IDYLL, 1931 BY TAMARA DE LEMPICKA. PHOTOGRAPH BY NICOLE M. CARUSO. 

There's a likely chance you may have found yourself in the following situation, as my husband Stephen and I have on a number of occasions. Before we had dedicated time each week, and each day, to discuss our calendars or other important minutiae, a problematic conversation would occur. One of us would casually mention an event or commitment to the other, without making eye contact. It could have been in the car, while cooking dinner, or loudly spoken from one room of the house to another. Then, when it came time for the event, one of us would have forgotten about it completely, and a miscommunication would turn into an argument.

Though it seems multitasking is no longer considered a skill, filtering emails while cooking dinner and catching up on the toils of the day is the new normal for most couples. It's simple, but forgetting to look our loves in the eye can wreak havoc on our relationship. Plans made, deep secrets told, emoting out loud, it all happens sometimes without acknowledgement from our partners. If we don't take the extra care to look each other in the eye when we speak, thoughts can easily get misconstrued, feelings overlooked, and in the end we both feel ignored. According to a study published in Oxford Journals (Pönkänen, et al., 2011) researchers found eye contact responsible for igniting intimacy and increasing self-awareness by simply connecting gazes in close range.

Self-awareness is one of the most powerful qualities a person can possess, in my opinion. Much like a super power, it gives us a broader understanding of intentions and emotions, especially in interpersonal communication. Couples with developed self-awareness have the ability to diffuse tense situations because they can get to the root of the issue, without debating the petty banter exchanged in the argument. 

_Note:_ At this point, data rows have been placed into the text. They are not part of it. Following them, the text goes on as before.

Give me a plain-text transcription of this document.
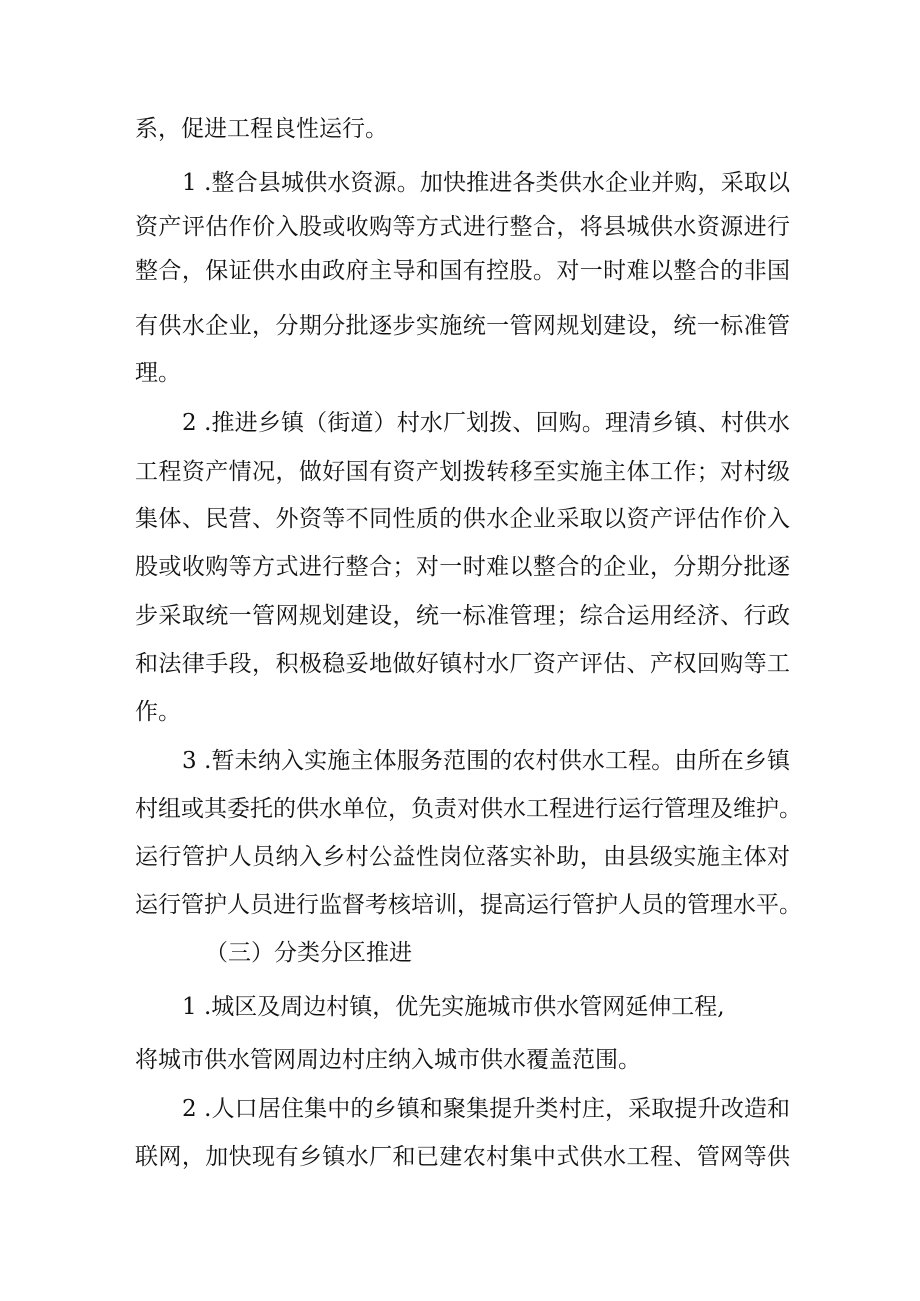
系，促进工程良性运行。
1 .整合县城供水资源。加快推进各类供水企业并购，采取以
资产评估作价入股或收购等方式进行整合，将县城供水资源进行
整合，保证供水由政府主导和国有控股。对一时难以整合的非国
有供水企业，分期分批逐步实施统一管网规划建设，统一标准管
理。
2 .推进乡镇（街道）村水厂划拨、回购。理清乡镇、村供水
工程资产情况，做好国有资产划拨转移至实施主体工作；对村级
集体、民营、外资等不同性质的供水企业采取以资产评估作价入
股或收购等方式进行整合；对一时难以整合的企业，分期分批逐
步采取统一管网规划建设，统一标准管理；综合运用经济、行政
和法律手段，积极稳妥地做好镇村水厂资产评估、产权回购等工
作。
3 .暂未纳入实施主体服务范围的农村供水工程。由所在乡镇
村组或其委托的供水单位，负责对供水工程进行运行管理及维护。
运行管护人员纳入乡村公益性岗位落实补助，由县级实施主体对
运行管护人员进行监督考核培训，提高运行管护人员的管理水平。
（三）分类分区推进
1 .城区及周边村镇，优先实施城市供水管网延伸工程,
将城市供水管网周边村庄纳入城市供水覆盖范围。
2 .人口居住集中的乡镇和聚集提升类村庄，采取提升改造和
联网，加快现有乡镇水厂和已建农村集中式供水工程、管网等供
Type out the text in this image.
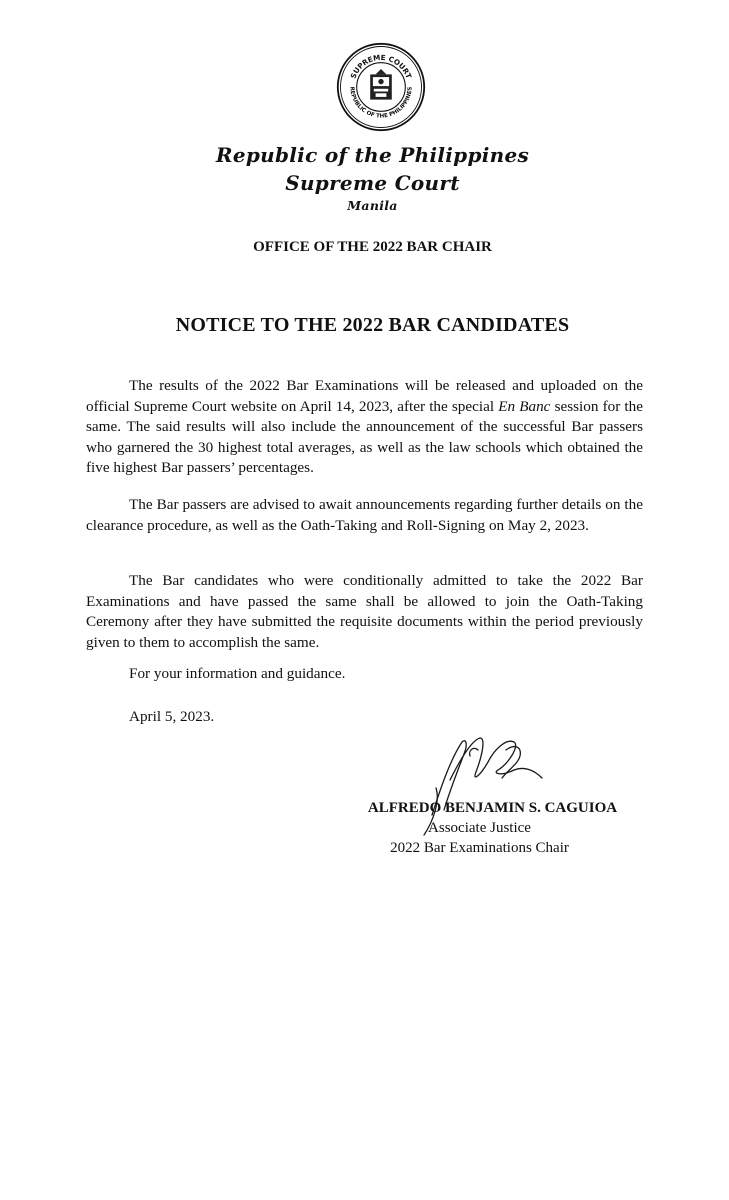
SUPREME COURT
REPUBLIC OF THE PHILIPPINES
Republic of the Philippines
Supreme Court
Manila
OFFICE OF THE 2022 BAR CHAIR
NOTICE TO THE 2022 BAR CANDIDATES

The results of the 2022 Bar Examinations will be released and uploaded on the official Supreme Court website on April 14, 2023, after the special En Banc session for the same. The said results will also include the announcement of the successful Bar passers who garnered the 30 highest total averages, as well as the law schools which obtained the five highest Bar passers’ percentages.

The Bar passers are advised to await announcements regarding further details on the clearance procedure, as well as the Oath-Taking and Roll-Signing on May 2, 2023.

The Bar candidates who were conditionally admitted to take the 2022 Bar Examinations and have passed the same shall be allowed to join the Oath-Taking Ceremony after they have submitted the requisite documents within the period previously given to them to accomplish the same.

For your information and guidance.

April 5, 2023.

ALFREDO BENJAMIN S. CAGUIOA

Associate Justice

2022 Bar Examinations Chair
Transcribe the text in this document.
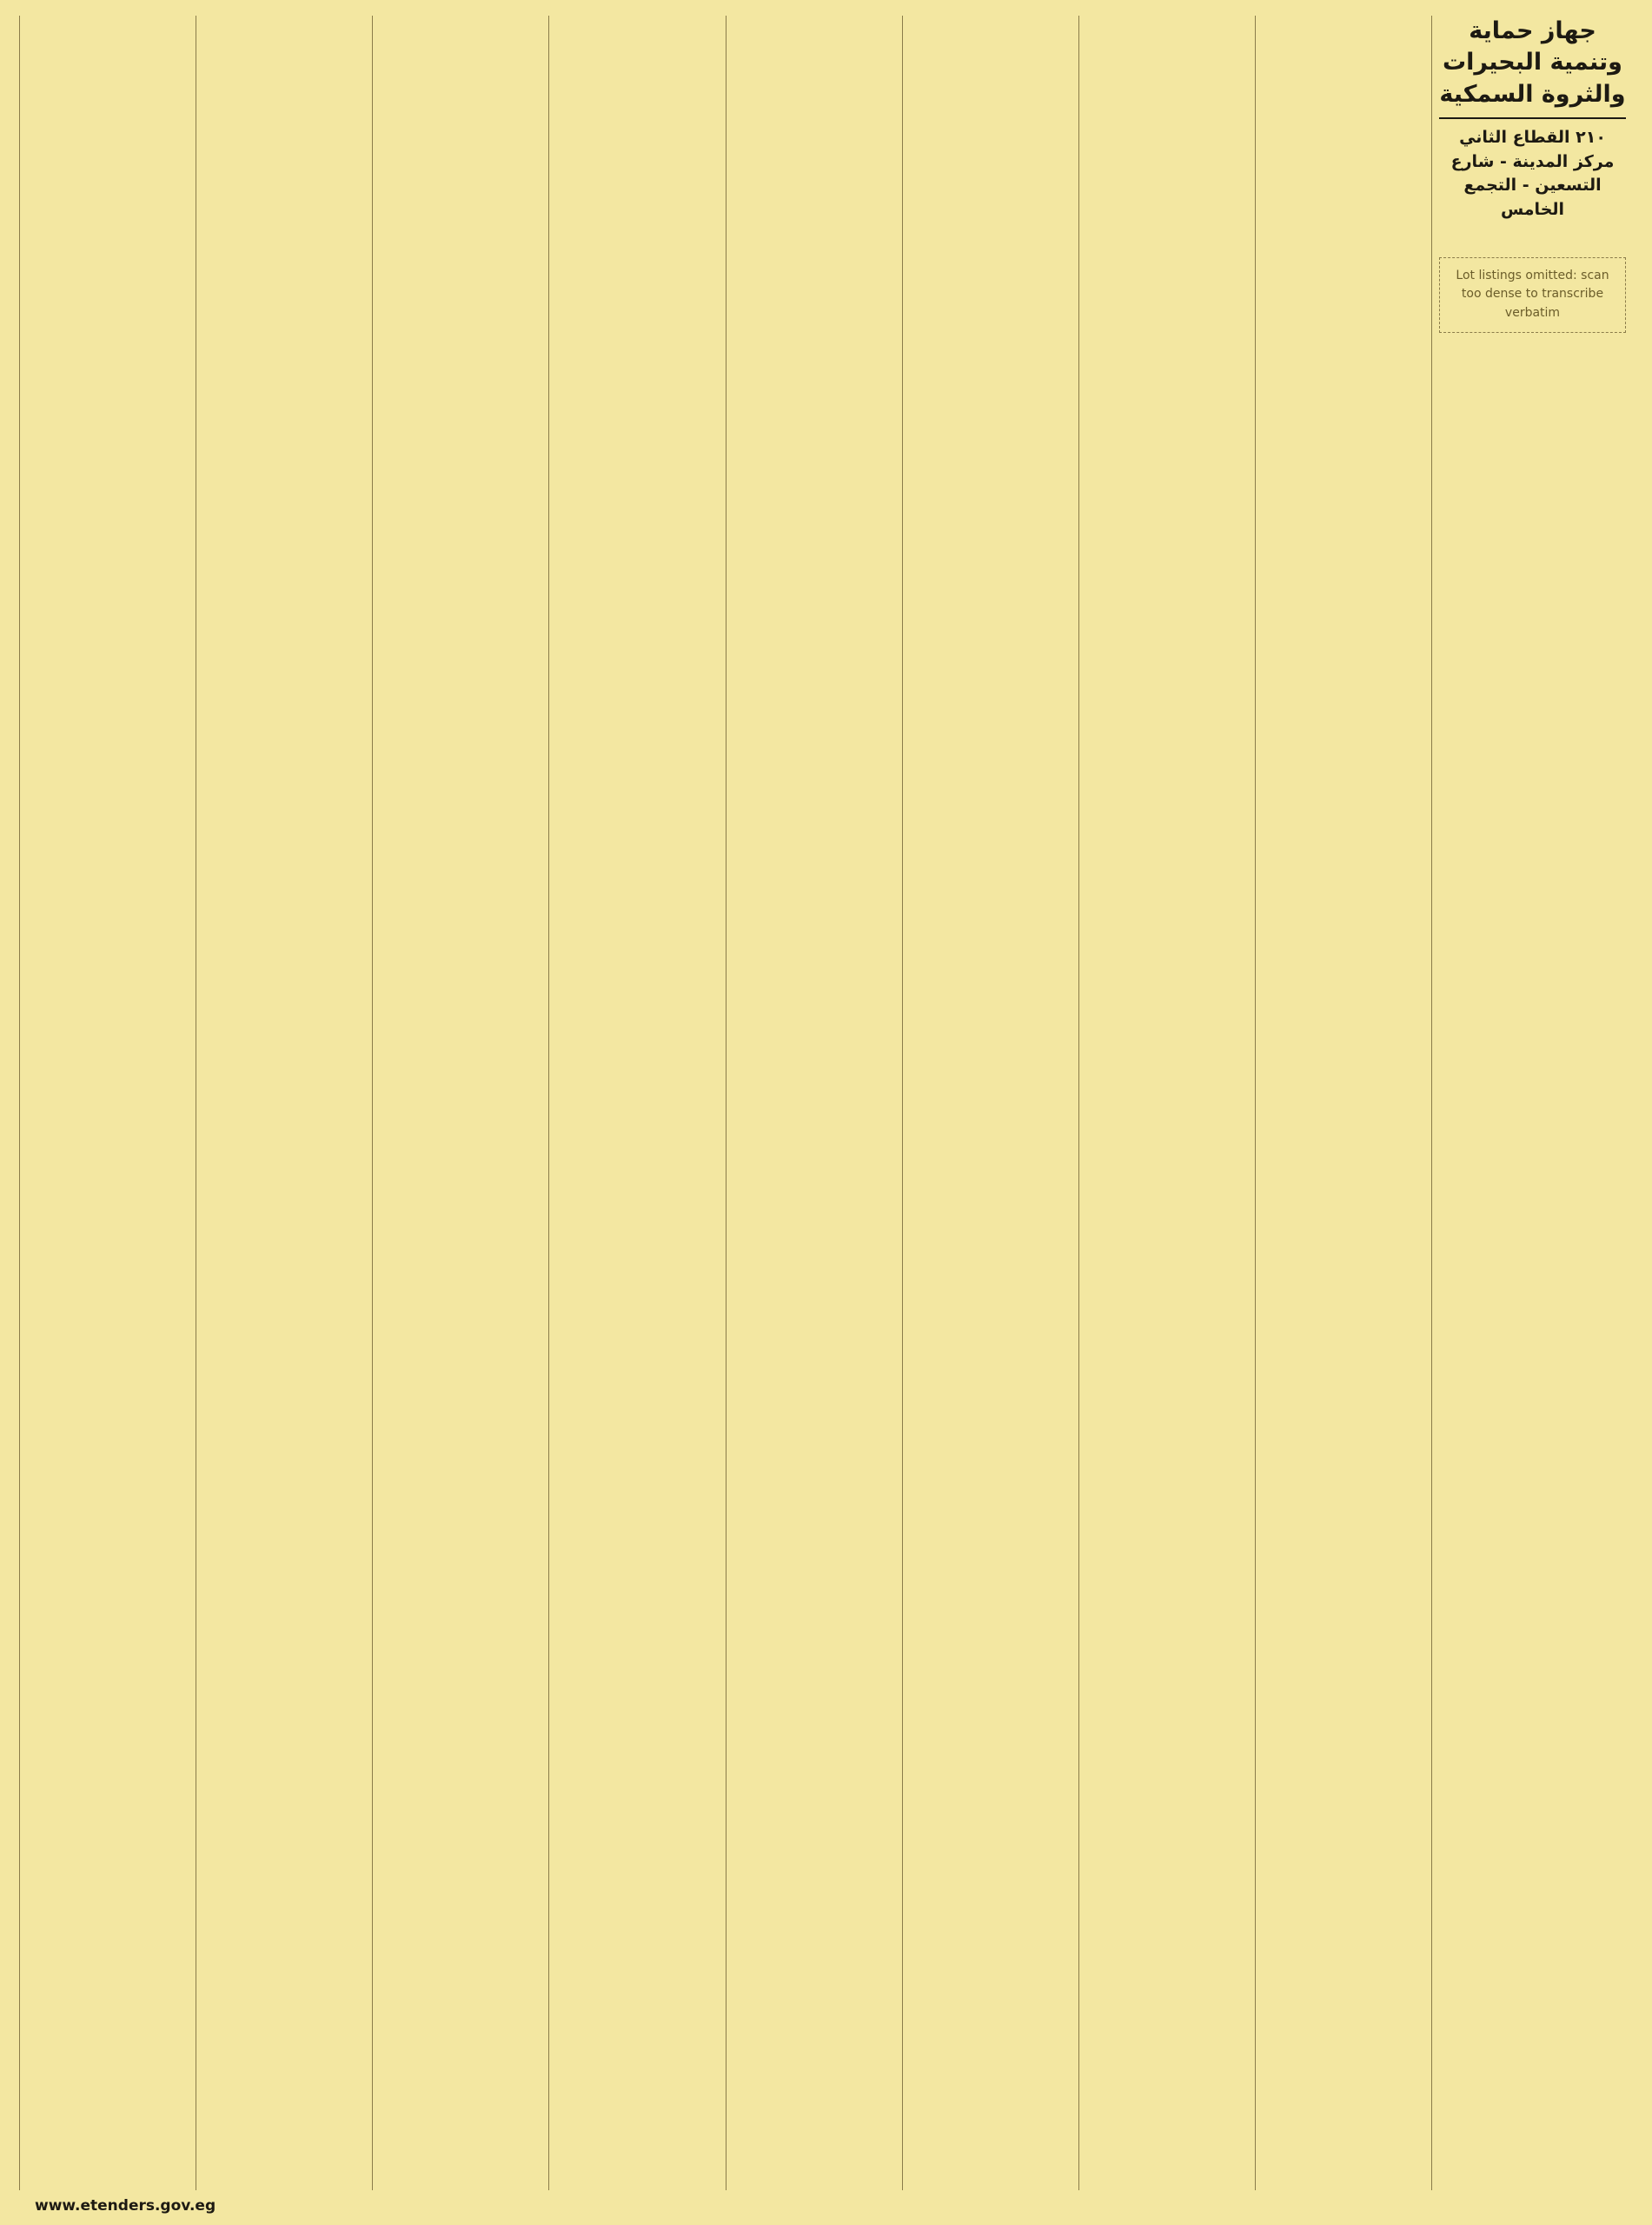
جهاز حماية وتنمية البحيرات والثروة السمكية
٢١٠ القطاع الثاني مركز المدينة - شارع التسعين - التجمع الخامس
Lot listings omitted: scan too dense to transcribe verbatim
www.etenders.gov.eg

These studies only reinforce what my gut feeling tells me every time I find myself experiencing a misunderstanding with Stephen. If communication dwindles to exchanges made without eye contact, or between different rooms altogether, it is likely for both people to withdraw emotionally from their spouses, and lose the relationship super power of self- awareness, which is a slippery slope to unfulfillment. 

No matter how long you've been together, gaining intimacy in marriage is not just about sex. It's about knowing, accepting, and delicately loving the flaws and virtues of our spouses. If eye contact rewards deeper intimacy, then it is the most efficient way to develop mutual understanding and appreciation, which leads to more a satisfying marriage. Sometimes the most incremental alteration to gestures, like prioritizing eye contact, can lift a communication barrier and show an intentional effort to the finer details of a relationship, uniting it more fully.